Crab Dip Recipe (please note this is for a large portion enough for a party appetizer, but you can scale down for smaller serving)

Ingredients:
1/4 medium onion– chopped
3 cloves garlic– chopped
4 tbsp unsalted butter
1 lb Dungeness crab lump meat, free of shells
2 cup shredded Italian five cheese mix, plus more for sprinkling
6 oz champagne aged Cheddar Cheese– grated– see note below
5 tbsp grated Parmesan cheese
6 tbsp mayonnaise
3 tbsp fresh lemon juice
1 tsp freshly ground black pepper

garlic crostini– recipe follows

Method:

  1. Preheat oven to 350°F. In a big sauce pan, melt butter and saute onion and garlic over medium heat until aromatic. Set aside to cool.
  2. Add remaining ingredients to the sauce pan, mix gently to combine. Transfer to a oven safe bowl or deep dish container (I used Pyrex glass casserole). Sprinkle more five cheese mix on the top. Bake for 30 minutes. Then turn to broiler for 2-3 minutes to brown the top (always keep an eye on the food when you are broiling, don’t turn away and do something else).
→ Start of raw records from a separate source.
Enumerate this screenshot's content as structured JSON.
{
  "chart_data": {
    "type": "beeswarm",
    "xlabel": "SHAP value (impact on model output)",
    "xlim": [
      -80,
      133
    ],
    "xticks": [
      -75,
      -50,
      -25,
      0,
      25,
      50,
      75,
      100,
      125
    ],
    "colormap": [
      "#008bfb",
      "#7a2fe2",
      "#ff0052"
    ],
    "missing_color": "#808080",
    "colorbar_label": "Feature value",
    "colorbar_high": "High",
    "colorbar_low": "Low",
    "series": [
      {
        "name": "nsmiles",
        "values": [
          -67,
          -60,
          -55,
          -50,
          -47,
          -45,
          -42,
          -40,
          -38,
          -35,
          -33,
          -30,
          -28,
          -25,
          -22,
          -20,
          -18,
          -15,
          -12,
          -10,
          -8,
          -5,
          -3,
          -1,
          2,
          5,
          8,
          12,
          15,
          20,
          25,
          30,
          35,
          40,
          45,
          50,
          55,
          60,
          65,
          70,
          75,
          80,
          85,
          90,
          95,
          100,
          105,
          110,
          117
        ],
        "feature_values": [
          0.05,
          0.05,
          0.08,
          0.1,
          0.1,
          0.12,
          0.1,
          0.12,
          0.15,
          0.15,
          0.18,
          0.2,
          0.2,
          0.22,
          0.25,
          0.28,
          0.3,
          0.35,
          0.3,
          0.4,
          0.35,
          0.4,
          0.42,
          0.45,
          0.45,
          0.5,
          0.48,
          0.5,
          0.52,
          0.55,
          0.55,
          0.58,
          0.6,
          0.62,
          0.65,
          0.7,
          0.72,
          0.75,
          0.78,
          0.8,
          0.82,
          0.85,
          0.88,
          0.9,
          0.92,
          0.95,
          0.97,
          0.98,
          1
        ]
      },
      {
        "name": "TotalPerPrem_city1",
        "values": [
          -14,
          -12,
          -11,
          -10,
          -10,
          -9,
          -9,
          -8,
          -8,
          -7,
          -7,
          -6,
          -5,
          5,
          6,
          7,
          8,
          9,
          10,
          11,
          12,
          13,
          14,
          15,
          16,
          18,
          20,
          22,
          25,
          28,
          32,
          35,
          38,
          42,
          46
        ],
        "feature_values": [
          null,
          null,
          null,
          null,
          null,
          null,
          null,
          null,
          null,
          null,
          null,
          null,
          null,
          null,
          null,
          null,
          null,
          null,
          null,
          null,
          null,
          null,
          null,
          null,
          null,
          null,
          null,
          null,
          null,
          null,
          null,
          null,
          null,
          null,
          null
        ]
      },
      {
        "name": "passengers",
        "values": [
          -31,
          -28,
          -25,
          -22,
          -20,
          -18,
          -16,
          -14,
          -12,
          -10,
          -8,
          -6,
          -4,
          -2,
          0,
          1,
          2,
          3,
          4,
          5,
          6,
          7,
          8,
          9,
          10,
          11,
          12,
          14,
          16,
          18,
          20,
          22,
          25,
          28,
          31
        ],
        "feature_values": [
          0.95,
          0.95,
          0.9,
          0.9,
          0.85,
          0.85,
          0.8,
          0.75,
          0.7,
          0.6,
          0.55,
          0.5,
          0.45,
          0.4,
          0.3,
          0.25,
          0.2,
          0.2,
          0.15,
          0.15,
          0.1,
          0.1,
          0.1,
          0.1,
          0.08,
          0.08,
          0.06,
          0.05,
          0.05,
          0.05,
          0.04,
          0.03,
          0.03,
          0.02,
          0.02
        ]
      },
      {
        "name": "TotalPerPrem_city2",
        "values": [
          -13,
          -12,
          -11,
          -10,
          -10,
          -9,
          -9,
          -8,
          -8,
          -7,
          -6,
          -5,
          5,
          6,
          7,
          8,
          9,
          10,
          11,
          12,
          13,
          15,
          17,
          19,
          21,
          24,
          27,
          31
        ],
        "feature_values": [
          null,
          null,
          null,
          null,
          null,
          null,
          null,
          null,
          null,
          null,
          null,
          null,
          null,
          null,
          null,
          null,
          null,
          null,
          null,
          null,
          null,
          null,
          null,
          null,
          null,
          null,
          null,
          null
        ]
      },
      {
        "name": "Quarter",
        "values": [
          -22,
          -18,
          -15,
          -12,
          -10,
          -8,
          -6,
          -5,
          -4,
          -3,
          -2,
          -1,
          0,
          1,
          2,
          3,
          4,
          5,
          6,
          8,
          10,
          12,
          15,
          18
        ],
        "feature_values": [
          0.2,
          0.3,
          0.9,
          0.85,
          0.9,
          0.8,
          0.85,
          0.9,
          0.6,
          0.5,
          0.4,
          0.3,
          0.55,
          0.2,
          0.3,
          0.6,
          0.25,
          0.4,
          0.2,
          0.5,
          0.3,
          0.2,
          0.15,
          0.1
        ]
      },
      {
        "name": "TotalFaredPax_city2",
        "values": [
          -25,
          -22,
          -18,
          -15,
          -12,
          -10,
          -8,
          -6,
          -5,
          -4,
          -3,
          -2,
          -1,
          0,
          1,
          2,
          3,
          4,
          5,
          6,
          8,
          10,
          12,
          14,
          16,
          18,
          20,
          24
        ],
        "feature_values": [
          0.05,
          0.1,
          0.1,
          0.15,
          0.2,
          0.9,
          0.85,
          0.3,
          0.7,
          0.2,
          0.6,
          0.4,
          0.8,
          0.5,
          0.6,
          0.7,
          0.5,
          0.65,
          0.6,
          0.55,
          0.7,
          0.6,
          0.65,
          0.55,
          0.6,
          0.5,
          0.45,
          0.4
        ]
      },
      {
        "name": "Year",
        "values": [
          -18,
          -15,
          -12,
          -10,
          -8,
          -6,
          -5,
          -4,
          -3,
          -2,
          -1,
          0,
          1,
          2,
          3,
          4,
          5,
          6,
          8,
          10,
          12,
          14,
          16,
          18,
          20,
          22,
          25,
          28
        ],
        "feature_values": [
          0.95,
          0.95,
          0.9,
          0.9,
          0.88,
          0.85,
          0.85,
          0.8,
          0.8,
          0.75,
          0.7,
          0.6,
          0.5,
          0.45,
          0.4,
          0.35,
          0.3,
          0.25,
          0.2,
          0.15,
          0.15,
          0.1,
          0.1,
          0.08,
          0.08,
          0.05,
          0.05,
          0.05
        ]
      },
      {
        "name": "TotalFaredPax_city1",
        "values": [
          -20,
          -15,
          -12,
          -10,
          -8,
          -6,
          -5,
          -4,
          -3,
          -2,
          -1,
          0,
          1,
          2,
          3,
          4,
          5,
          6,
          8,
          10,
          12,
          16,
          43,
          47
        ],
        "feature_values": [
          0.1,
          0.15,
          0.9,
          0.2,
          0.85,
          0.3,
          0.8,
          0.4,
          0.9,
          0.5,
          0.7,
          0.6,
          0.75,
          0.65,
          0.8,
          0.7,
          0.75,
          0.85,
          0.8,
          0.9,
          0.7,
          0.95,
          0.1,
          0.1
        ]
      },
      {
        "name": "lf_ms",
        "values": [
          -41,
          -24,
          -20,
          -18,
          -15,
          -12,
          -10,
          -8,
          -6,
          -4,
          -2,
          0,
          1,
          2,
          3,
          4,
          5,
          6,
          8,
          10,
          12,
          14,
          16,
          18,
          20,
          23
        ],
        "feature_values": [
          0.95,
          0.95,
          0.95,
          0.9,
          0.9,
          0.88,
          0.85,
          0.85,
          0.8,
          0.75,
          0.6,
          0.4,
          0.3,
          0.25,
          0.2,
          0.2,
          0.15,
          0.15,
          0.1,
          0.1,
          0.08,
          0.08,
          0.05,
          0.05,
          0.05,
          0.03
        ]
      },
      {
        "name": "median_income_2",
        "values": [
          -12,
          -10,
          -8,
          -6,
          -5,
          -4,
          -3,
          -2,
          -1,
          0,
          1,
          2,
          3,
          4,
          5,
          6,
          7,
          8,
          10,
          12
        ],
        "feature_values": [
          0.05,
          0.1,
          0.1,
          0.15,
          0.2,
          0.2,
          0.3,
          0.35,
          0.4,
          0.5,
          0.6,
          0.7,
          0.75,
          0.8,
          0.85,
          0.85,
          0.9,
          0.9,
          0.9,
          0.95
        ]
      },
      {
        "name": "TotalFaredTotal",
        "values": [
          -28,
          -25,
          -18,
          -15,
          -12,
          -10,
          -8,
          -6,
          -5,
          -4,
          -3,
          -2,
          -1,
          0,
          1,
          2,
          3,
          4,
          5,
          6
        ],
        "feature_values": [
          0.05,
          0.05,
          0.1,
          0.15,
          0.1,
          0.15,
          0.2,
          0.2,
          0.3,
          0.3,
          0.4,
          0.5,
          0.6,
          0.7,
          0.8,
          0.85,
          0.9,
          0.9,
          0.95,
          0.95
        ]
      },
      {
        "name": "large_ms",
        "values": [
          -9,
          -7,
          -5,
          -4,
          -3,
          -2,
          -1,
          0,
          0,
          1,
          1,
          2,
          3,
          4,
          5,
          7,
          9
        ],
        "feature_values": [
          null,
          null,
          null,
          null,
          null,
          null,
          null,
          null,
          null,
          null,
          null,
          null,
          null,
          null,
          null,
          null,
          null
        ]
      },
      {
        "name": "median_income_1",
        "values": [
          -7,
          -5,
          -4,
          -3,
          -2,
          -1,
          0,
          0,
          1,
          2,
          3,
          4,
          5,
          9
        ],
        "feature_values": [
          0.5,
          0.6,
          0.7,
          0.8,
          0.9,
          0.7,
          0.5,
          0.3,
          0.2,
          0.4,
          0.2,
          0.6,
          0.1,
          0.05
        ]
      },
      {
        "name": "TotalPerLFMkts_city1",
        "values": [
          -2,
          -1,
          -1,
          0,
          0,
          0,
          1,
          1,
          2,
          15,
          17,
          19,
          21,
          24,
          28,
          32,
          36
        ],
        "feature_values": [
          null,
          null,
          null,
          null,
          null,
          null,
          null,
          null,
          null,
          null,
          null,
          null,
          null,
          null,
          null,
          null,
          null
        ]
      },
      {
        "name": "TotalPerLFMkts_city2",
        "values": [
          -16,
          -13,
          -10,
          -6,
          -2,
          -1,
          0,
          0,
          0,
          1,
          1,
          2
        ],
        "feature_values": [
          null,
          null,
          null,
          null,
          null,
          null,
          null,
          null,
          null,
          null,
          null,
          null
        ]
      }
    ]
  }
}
Serve hot with garlic crostini.

Garlic Crostini Recipe:

Ingredients:
4 torta sandwich rolls (I bought from Costco)– slice into 1/2 inch thin
extra virgin olive oil
salt
freshly ground black pepper
1 clove garlic

Method:

  1. Preheat oven to 400°F. Arrange slice breads on a large baking pan, drizzle with olive oil, then salt and pepper. Turn the breads over and do the same. Bake 3-4 minutes on each side of the bread, or until light golden brown.
  2. Remove from the oven, and rub garlic on each side of crostini.

Regina’s Note:

  • Champgne aged Cheddar cheese: I used this cheese because I just happened to have it (got it from Costco), but regular aged cheddar cheese should be fine too. I won’t go for sharp Cheddar because the flavor might be too strong for the dip.